A foreboding sky over Washington on March 22. (Jim Havard/Flickr)

Humor

Dear March,

We, the Society of Calendar Months, are permanently disbarring you from continuing to operate in your allotted time slot. This disbarment is effective immediately.

Due to your incredibly volatile temperament and bullying tactics over the past several millennia, we are demanding an immediate revocation of your rights to operate autonomously in the third Julian time slot.

As you know, this Society must work together to ensure peaceful transitions on a monthly basis. Your actions, however, have been to undermine this transition, and as a result of your repeated coup attempts, the Society has no choice but to sever ties with you. We should’ve seen this coming. After all, you were named after the Roman god of war.

While the Society recognizes that your job was perhaps the most difficult of the 12, this does not justify the misappropriation of goodwill you have created and that we have sought to avoid since 45 B.C.

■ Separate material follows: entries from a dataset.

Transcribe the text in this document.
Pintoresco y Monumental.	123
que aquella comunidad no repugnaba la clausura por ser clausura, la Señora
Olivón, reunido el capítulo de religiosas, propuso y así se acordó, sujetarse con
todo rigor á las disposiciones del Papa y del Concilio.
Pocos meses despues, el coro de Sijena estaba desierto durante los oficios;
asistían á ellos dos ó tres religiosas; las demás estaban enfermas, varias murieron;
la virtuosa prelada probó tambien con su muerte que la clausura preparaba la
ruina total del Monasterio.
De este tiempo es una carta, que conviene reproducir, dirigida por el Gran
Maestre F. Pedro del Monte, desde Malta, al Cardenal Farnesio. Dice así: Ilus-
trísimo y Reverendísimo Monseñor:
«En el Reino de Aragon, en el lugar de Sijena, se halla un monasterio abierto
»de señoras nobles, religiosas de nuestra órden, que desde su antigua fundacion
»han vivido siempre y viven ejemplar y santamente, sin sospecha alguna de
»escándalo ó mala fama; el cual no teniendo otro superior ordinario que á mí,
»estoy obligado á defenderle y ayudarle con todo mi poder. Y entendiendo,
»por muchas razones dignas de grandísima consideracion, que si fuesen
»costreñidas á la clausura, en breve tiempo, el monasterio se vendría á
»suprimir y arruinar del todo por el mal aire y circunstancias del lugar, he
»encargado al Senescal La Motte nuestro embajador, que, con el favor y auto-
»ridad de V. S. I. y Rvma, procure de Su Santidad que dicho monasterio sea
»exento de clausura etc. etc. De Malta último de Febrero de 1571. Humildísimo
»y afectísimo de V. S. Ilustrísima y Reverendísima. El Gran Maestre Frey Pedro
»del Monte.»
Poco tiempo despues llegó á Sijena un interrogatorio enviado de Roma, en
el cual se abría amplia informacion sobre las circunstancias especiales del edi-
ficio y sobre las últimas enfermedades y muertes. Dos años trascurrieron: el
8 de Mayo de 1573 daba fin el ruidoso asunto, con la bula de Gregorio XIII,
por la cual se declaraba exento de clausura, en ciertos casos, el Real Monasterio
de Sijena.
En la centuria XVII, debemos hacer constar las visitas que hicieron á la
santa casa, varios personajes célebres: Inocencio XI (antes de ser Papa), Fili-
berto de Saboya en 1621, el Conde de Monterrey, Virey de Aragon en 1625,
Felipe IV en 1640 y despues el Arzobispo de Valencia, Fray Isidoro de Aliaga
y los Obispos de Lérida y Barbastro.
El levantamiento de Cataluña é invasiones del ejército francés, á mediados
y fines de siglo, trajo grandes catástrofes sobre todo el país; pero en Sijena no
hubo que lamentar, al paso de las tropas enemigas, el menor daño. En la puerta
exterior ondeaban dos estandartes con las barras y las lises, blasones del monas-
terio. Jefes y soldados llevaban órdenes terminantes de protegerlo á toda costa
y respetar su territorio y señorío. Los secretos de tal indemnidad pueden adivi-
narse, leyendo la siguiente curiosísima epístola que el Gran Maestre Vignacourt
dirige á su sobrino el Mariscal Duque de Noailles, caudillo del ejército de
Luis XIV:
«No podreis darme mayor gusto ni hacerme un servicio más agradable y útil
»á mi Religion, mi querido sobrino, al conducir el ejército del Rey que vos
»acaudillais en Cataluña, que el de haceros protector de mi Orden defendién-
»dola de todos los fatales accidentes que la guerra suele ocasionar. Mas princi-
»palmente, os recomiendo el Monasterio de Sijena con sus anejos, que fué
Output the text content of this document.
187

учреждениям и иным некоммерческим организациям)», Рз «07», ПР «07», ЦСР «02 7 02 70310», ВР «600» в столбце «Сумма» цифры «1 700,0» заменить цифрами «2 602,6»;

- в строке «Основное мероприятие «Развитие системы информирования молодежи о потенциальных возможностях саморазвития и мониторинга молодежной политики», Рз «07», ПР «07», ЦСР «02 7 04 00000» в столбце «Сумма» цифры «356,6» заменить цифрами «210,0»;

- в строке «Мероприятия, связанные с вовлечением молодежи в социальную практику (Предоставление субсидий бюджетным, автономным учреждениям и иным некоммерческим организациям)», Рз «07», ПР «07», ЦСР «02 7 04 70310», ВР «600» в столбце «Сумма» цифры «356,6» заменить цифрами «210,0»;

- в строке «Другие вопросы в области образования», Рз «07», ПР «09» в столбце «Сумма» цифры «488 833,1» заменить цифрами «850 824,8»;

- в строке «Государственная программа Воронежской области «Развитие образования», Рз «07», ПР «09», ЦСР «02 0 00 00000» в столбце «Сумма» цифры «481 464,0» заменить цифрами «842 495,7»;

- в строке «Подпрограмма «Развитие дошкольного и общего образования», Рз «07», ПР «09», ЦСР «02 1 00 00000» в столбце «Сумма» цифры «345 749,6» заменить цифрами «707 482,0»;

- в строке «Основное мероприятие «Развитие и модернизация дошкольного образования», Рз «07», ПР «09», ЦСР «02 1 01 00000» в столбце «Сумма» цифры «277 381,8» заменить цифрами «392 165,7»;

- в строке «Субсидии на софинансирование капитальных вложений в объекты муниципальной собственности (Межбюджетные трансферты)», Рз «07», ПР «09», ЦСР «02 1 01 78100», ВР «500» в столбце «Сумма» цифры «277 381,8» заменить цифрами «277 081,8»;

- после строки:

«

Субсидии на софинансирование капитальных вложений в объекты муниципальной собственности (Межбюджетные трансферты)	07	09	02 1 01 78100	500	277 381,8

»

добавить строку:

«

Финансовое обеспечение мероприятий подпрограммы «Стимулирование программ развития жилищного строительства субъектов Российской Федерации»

The Society understands the emotional toll of experiencing all four seasons in your 31 days, and we are certain that being referred to as the “Roller Coaster Month” hasn’t been easy for you. However, it is simply unacceptable to go from a snowy 29 degrees in the morning to a sunny 72 degrees by the evening.

The Society recognizes and allows Months to operate with variability. After all, this is not an exact science. But the pressure you are constantly under does not justify the behavior you have displayed.

Furthermore, simply using the common catchphrase “In like a lion, out like a lamb” to justify your abhorrent behavior is no longer acceptable to the Society. Quite frankly, lions would not behave in a manner as unprofessionally as you have.

Immediate disbarment should’ve taken place the moment you co-opted the last few days of February to further your goals of calendar domination. This behavior was a serious misappropriation of public trust. The Society recognizes that your ego is in part the result of the Romans’ allowing you to operate as the first month for hundreds of years. That, however, does not excuse your unprofessional attitude toward the rest of us. No one expects May to display the open hostility that you have.

The Society unanimously votes to instate Feb. 29, 30 and 31 as recognized calendar dates. The remaining 28 days of your vacated time slot will be divvied up by the rest of us, based on whatever weather is forecast on that day. For example, if the old March 12 is expected to be a cold 42 degrees, we will call it “January 12(alternate).”

While the Society understands the inherent risks of altering the calendar, the chaos of climate change makes this an unavoidable reality.

May the wind be at your back.

Sincerely,

January, February, April, May, June, July, August, September, October, November and December

Josh Lorenzo (a.k.a. AoS/Author of Sarcasm) is a longtime reader and active contributor to witty comments on the Capital Weather Gang blog.